The priest also negotiated the transfer of several gang members to more lenient prisons and held several conversations with imprisoned gang leaders, she charged.

The second criminal case against the priest also includes charges against 37 members of the Barrio 18 gang.

Accusations against the priest have drawn criticism from his supporters, including about 50 people who carried signs demanding justice for him at a rally Monday outside the courts where his case is being tried.

Rodriguez Tercero, who is a harsh critic of the government’s anti-gang strategy, has said he is being targeted because of his “honesty.”

Prosecutors charged the priest last week with arranging favorable treatment for gang members and smuggling contraband into prisons.

His arrest was part of a sweep that also arrested 12 police officers, two judges, three court employees and two prosecution officials who allegedly collaborated with members of “Mara” street gangs.
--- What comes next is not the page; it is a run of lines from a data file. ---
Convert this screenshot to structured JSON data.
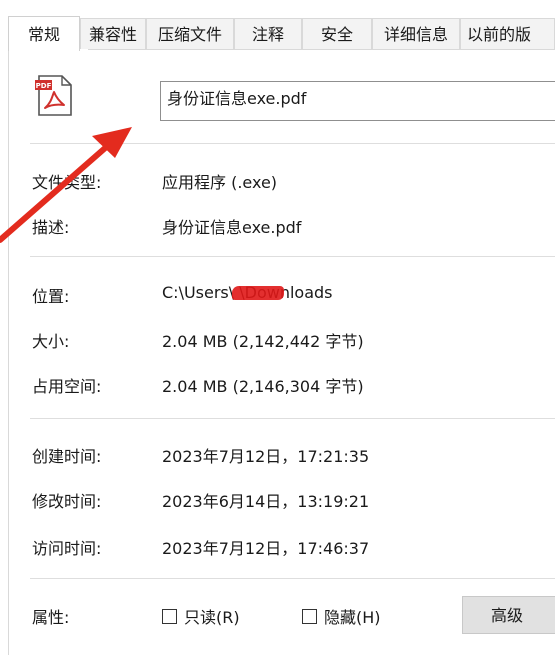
{
  "tabs": [
    {
      "label": "常规",
      "active": true
    },
    {
      "label": "兼容性"
    },
    {
      "label": "压缩文件"
    },
    {
      "label": "注释"
    },
    {
      "label": "安全"
    },
    {
      "label": "详细信息"
    },
    {
      "label": "以前的版"
    }
  ],
  "file": {
    "icon": "pdf-file-icon",
    "icon_badge": "PDF",
    "name": "身份证信息exe.pdf"
  },
  "properties": {
    "type_label": "文件类型:",
    "type_value": "应用程序 (.exe)",
    "desc_label": "描述:",
    "desc_value": "身份证信息exe.pdf",
    "location_label": "位置:",
    "location_value": "C:\\Users\\      \\Downloads",
    "size_label": "大小:",
    "size_value": "2.04 MB (2,142,442 字节)",
    "disk_label": "占用空间:",
    "disk_value": "2.04 MB (2,146,304 字节)",
    "created_label": "创建时间:",
    "created_value": "2023年7月12日，17:21:35",
    "modified_label": "修改时间:",
    "modified_value": "2023年6月14日，13:19:21",
    "accessed_label": "访问时间:",
    "accessed_value": "2023年7月12日，17:46:37"
  },
  "attributes": {
    "label": "属性:",
    "readonly_label": "只读(R)",
    "hidden_label": "隐藏(H)",
    "advanced_label": "高级"
  },
  "colors": {
    "annotation_arrow": "#e32b1e",
    "redaction": "#e01818",
    "pdf_icon": "#d0312d"
  }
}
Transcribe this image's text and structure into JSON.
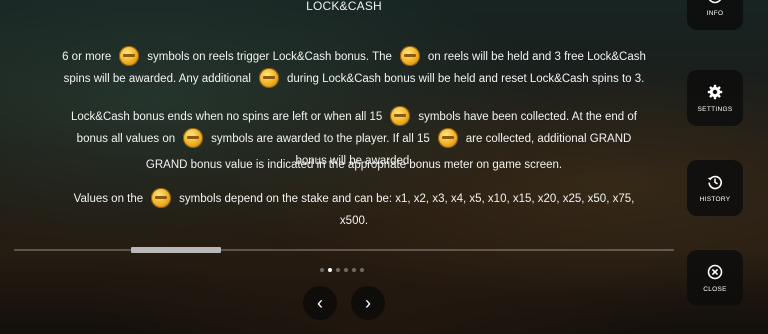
{
  "title": "LOCK&CASH",
  "paragraph1": {
    "a": "6 or more",
    "b": "symbols on reels trigger Lock&Cash bonus. The",
    "c": "on reels will be held and 3 free Lock&Cash spins will be awarded. Any additional",
    "d": "during Lock&Cash bonus will be held and reset Lock&Cash spins to 3."
  },
  "paragraph2": {
    "a": "Lock&Cash bonus ends when no spins are left or when all 15",
    "b": "symbols have been collected. At the end of bonus all values on",
    "c": "symbols are awarded to the player. If all 15",
    "d": "are collected, additional GRAND bonus will be awarded."
  },
  "paragraph3": "GRAND bonus value is indicated in the appropriate bonus meter on game screen.",
  "paragraph4": {
    "a": "Values on the",
    "b": "symbols depend on the stake and can be: x1, x2, x3, x4, x5, x10, x15, x20, x25, x50, x75, x500."
  },
  "icons": {
    "symbol": "gold-coin-icon",
    "prev": "chevron-left-icon",
    "next": "chevron-right-icon"
  },
  "pagination": {
    "count": 6,
    "active": 2
  },
  "prev_label": "‹",
  "next_label": "›",
  "sidebar": {
    "info": "INFO",
    "settings": "SETTINGS",
    "history": "HISTORY",
    "close": "CLOSE"
  }
}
Some of them are accused of helping expedite or fix judicial rulings for gang members.

The priest, who is known as “Father Tony” in the low-income neighborhood where his parish is located, has been involved in programs aimed at rehabilitating gang members.

The church has played a complex role in efforts to reign in gang violence in this Central American country.

Leaders of the Mara Salvatrucha and Barrio 18 gangs have said Rodriguez Tercero and other clerics helped broker a 2012 truce between the two gangs that temporarily led to a drop in killings. Government officials have since said the truce didn’t work.